Once the chardonnay is reduced to about half it’s original volume, melt 2 tablespoons of unsalted butter over high heat in a large skillet. Make a mixture of: 1 teaspoon kosher salt, 1/2 teaspoon of white pepper, and 1/4 teaspoon of crushed saffron threads or saffron powder. Season both sides of 9 bay scallops very lightly with the mixture. Add the scallops to the sautee pan and sear about 1 – 1 1/2 minutes a side, until caramelization begins. We don’t want to cook the scallops all the way through, we just want to sear both sides so they have a nice light-brown crust. Once you’ve seared the scallops, immediately remove them from the pan and place on a cool plate.
By now, the chardonnay should be reduced to about 2 tablespoons. Lower the heat to medium-high. Add to the chardonnay reduction: 1 large shallot sliced very finely, 2 to 3 cloves of garlic, sliced finely, and 1 teaspoon of saffron powder or crushed saffron threads, and 1 teaspoon each of kosher salt and pepper. Sautee about three minutes – the garlic is fragrant, shallots, and saffron should be very fragrant and the sauce should be a rich orange color. Next, add the juice and zests of four large lemons and 3 cups of heavy cream. Whisk immediately to prevent the cream from curdling. Simmer about 5 to 7 minutes – until the sauce has reduced to about 2 cups – whisking continuously.
After the cream sauce has reduced to 2 cups, add the scallops and 4 scallions chopped into 1/4 inch pieces to the sauce, making sure the scallops are completely submerged in the sauce, and lower the heat to medium.
Add 9 ounces of fresh squid ink linguine (or other fresh linguine) to the salted water and boil for 6 to 8 minutes while the scallops simmer gently in the cream sauce.

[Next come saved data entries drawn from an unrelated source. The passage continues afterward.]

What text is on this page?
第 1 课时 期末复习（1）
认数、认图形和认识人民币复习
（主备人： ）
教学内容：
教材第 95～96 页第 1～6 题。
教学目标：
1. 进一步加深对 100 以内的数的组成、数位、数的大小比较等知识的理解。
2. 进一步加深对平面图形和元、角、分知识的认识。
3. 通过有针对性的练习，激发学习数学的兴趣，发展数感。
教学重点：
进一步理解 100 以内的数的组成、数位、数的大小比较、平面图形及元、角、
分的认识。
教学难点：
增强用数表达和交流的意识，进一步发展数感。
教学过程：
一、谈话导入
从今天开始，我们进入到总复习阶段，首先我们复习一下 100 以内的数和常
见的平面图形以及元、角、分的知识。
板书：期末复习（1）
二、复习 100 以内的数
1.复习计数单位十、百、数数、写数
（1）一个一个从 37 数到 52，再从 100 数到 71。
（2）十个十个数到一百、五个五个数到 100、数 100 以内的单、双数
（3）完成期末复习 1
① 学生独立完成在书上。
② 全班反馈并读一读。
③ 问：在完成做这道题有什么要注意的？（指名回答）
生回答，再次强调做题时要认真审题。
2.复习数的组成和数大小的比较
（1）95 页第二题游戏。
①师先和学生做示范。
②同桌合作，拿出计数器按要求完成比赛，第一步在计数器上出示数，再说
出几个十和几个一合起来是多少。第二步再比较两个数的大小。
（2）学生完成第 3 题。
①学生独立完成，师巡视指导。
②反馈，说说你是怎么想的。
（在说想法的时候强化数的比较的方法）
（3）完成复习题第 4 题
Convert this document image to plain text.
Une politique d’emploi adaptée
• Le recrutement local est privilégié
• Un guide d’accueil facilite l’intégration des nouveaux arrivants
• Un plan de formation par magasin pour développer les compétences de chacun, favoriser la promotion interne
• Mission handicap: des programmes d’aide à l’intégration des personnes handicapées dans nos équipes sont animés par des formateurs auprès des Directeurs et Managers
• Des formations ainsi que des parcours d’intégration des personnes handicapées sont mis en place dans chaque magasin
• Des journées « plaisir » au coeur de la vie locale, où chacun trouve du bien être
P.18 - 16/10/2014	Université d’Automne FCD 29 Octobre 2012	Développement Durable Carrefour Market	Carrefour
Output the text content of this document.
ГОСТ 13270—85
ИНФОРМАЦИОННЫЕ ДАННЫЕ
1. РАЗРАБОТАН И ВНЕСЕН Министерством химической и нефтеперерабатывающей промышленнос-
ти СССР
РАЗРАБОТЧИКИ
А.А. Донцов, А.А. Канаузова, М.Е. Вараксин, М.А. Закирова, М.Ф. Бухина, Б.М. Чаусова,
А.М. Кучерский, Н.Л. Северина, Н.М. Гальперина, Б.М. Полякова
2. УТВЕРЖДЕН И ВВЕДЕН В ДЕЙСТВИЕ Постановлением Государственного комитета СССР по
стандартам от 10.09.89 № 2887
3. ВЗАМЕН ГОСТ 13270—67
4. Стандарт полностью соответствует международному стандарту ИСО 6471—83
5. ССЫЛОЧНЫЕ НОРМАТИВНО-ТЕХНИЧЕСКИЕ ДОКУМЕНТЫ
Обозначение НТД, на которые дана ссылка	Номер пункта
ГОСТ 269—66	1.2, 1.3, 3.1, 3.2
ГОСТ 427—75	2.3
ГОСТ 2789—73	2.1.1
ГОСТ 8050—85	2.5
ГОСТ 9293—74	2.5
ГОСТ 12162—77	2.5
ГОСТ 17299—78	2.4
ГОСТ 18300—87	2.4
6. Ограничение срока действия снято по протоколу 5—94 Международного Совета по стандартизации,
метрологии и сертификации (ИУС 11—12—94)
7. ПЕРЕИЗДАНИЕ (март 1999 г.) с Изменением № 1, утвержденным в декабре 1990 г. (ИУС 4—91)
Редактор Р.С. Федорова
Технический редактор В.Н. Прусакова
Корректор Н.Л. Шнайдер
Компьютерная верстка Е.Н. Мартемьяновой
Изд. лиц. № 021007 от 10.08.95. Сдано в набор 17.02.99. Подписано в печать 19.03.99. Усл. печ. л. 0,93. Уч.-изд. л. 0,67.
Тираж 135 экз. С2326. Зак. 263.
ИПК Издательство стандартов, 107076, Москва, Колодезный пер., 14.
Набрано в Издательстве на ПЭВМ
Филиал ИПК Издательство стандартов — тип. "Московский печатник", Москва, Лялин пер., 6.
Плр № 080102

When pasta is al dente, drain the water, place pasta into 3 serving bowls, dress pasta with bay scallops (3 to a bowl), and pour cream sauce generously over the pasta and scallops. You may consider garnishing with cheese, but this is a very, very rich sauce by itself and you may find that all but the strongest cheeses are overwhelmed by its flavors.